Text of the fact sheet
Although the EPA has the statutory authority under Section 108b of CERCLA to require mining companies to provide financial assurance to demonstrate that adequate funds are in place to complete mine cleanup, the EPA has failed to develop rules to implement its authority.
Mining is highest priority because mining is nation’s largest source of toxic pollution, presenting a significant public health risk in the event of spills, untreated discharges, and unreclaimed mine operations.
- 1.9 billion pounds of toxics released to air, water and land in 2011, including arsenic, mercury, cadmium, lead, and selenium, according to EPA Toxic Release Inventory.
Mining has a significant presence on Superfund list, and mine clean-up represents a disproportionately high cost to taxpayers.
- The EPA has identified 156 hardrock mining sites nationwide that have the potential to cost between $7 billion and $24 billion total to clean up (at a maximum total cost to EPA of approximately $15 billion). This is over 19 times EPA’s total annual Superfund budget of about $775 million for 2013.
- Approximately 7% of Superfund sites (National Priority List) are mining and/or smelting sites, yet 21% of Superfund dollars have been spent to date on mining sites, at a cost of $2.5 billion.
- According to the EPA Inspector General,the majority (59 percent) of all the projected CERCLA mine sites will need 40 years to “in perpetuity” for cleanup, and it questions the ability of businesses to sustain efforts for such lengths of time.
Common corporate structures, interrelated corporate failures, and the cyclical nature of commodities prices within the hard rock mining industry increase the likelihood of uncontrolled releases of hazardous substances being left unmanaged.
- For example, the Pegasus Gold bankruptcy in 1998, left taxpayers liable for significant clean-up costs at a number of mine operations in western states.
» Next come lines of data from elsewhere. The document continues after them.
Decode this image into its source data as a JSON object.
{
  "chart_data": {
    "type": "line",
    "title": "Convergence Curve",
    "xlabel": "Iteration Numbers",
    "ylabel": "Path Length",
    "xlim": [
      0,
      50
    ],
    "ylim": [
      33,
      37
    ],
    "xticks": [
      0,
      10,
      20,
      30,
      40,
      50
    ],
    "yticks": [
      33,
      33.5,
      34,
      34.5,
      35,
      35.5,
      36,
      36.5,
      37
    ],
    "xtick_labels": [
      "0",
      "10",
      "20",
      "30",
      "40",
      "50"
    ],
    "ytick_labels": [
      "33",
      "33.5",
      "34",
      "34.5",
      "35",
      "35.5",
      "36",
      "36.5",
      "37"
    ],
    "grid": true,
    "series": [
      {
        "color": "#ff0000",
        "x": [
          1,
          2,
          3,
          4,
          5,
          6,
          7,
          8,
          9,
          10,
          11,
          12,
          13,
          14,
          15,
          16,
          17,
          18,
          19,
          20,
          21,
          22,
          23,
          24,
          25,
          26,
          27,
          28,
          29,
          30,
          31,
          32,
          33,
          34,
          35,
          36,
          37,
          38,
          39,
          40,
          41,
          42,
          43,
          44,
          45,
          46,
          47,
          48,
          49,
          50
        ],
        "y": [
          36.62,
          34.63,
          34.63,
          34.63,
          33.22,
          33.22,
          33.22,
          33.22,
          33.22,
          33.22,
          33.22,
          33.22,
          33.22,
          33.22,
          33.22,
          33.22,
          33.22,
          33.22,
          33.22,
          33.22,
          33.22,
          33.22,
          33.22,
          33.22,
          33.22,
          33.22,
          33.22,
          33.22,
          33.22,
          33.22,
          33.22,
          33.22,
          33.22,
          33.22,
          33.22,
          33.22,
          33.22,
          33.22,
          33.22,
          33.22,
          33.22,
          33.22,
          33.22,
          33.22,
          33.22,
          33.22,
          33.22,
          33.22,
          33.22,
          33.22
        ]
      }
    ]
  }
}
Acid mine drainage from the Zortman Landusky mine has polluted groundwater supplies and over a dozen streams in Montana’s Little Rocky Mountains. Water treatment will be required in perpetuity.
Non-partisan government reports have recommended better financial assurance mechanisms to protect taxpayers and the environment from mine impacts.
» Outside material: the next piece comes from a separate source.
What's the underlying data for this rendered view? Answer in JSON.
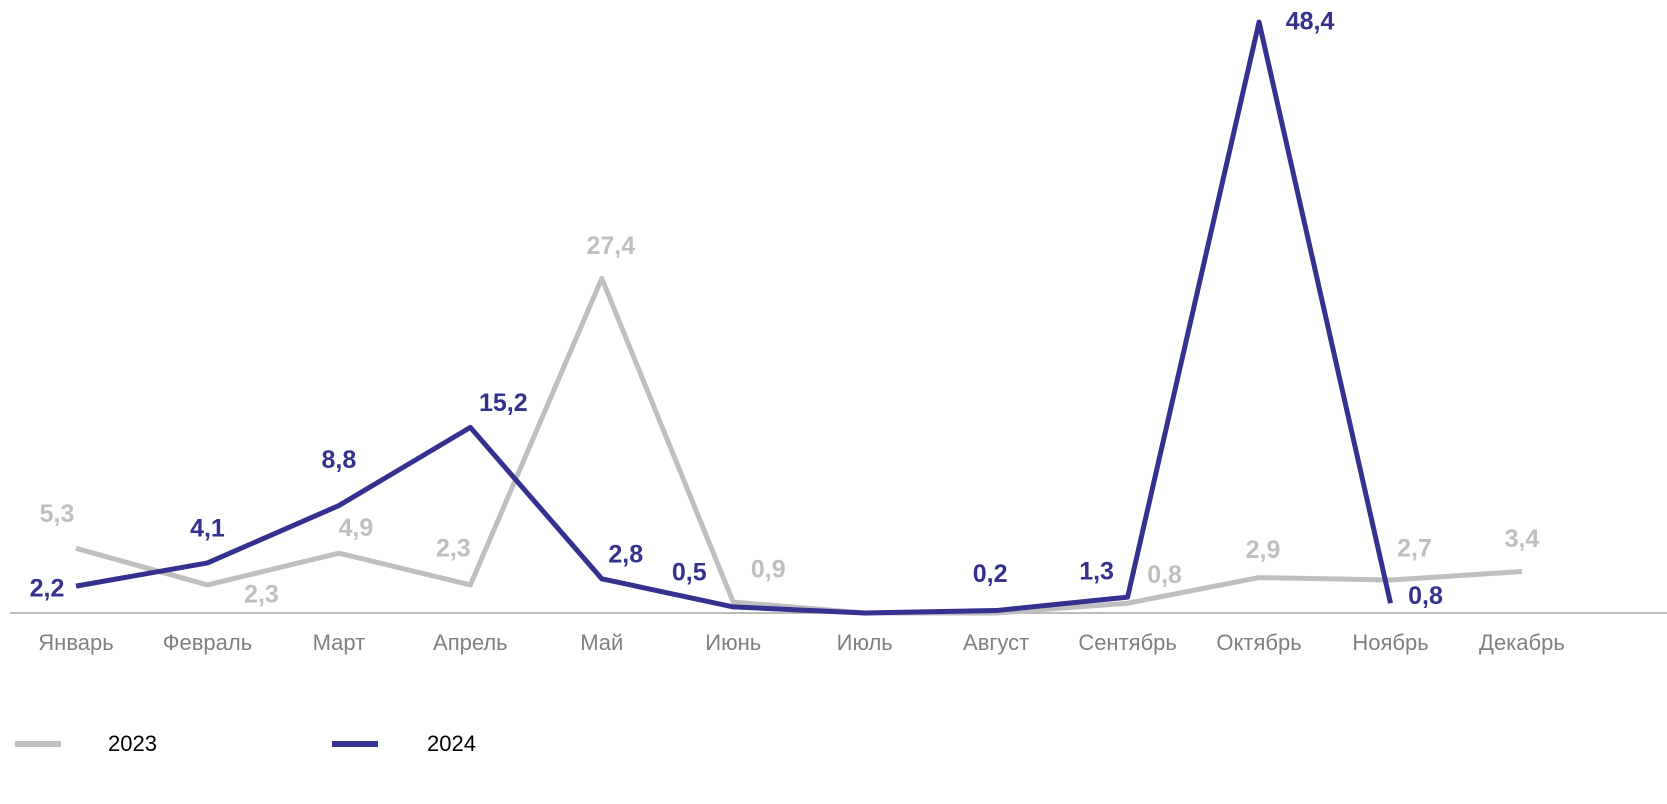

- A 2006 Government Accountability Office (GAO) report concluded that the EPA could better ensure that companies at high risk of incurring environmental liabilities meet their cleanup obligations by implementing CERCLA 108b authority
CERCLA 108(b) TIMELINE
1980: Section 108b of CERCLA provides that EPA shall identify classes of facilities for which financial assurance requirements will be developed and that beginning no earlier than 1985 shall promulgate requirements for certain facilities consistent with the degree and duration or risk.
1997: The US National Research Council’s review of US mining regulations concluded that “most land agencies do not require bonding for long-term or perpetual treatment of water at mine sites;” and that “if these costs are not assured, the public will eventually incur the costs of long-term water treatment.”
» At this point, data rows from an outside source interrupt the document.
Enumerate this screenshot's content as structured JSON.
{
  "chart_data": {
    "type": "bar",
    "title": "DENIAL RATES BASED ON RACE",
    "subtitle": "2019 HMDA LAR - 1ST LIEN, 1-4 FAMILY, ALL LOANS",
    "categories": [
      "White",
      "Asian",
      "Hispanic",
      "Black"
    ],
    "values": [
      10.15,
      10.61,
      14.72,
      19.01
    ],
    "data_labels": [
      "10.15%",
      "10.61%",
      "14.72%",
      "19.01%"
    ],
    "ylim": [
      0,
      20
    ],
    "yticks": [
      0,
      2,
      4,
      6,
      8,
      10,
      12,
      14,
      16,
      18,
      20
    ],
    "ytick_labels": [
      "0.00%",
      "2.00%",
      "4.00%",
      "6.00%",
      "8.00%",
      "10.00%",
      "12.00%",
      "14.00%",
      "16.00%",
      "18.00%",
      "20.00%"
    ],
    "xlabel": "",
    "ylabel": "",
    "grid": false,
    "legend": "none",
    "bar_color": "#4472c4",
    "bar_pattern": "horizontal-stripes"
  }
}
2004: Inspector General of the EPA issues report finding that some mine owners have defaulted on multiple occasions on environmental liabilities associated with their mines, and the cleanup costs for these sites are being, or are expected to be, borne largely by taxpayers.
2005: Government Accountability Office issues report concluding that “financial assurances were not adequate to pay all estimated costs for required reclamation for 25 of the 48 operations,” and that “cost estimates may be understated for about half of the remaining 23 operations.”
2006: Government Accountability Office (GAO) report concluded that the EPA could better ensure that companies at high risk of incurring environmental liabilities meet their cleanup obligations by implementing CERCLA 108b authority. GAO testified that “Without the mandated financial assurance regulations, significant gaps in EPA’s environmental financial assurance coverage exist, thereby increasing the risk that taxpayers will eventually have to assume financial responsibility for cleanup costs.”
2008: GAO reported that over a 10 year period, four federal agencies – BLM, the Forest Service, EPA, and OSM – had spent at least a total of $2.6 billion to reclaim abandoned hardrock mines on federal, state, private, and Indian land. Of this amount, EPA had spent the most – $2.2 billion, a median of about $221 million annually.
2008: Environmental groups sued EPA in the U.S. District Court to compel EPA action.
2009: The court ordered EPA to publish a priority notice identifying those classes of facilities for which EPA would first develop regulations under Section 108(b). In order to comply with the Court’s order, EPA published the July 28, 2009 Hardrock Mining notice, in which it identified hardrock mining as its priority for the development of financial responsibility requirements.
2013: More than thirty years after statute enacted, CERCLA 108b rulemaking has still not been implemented.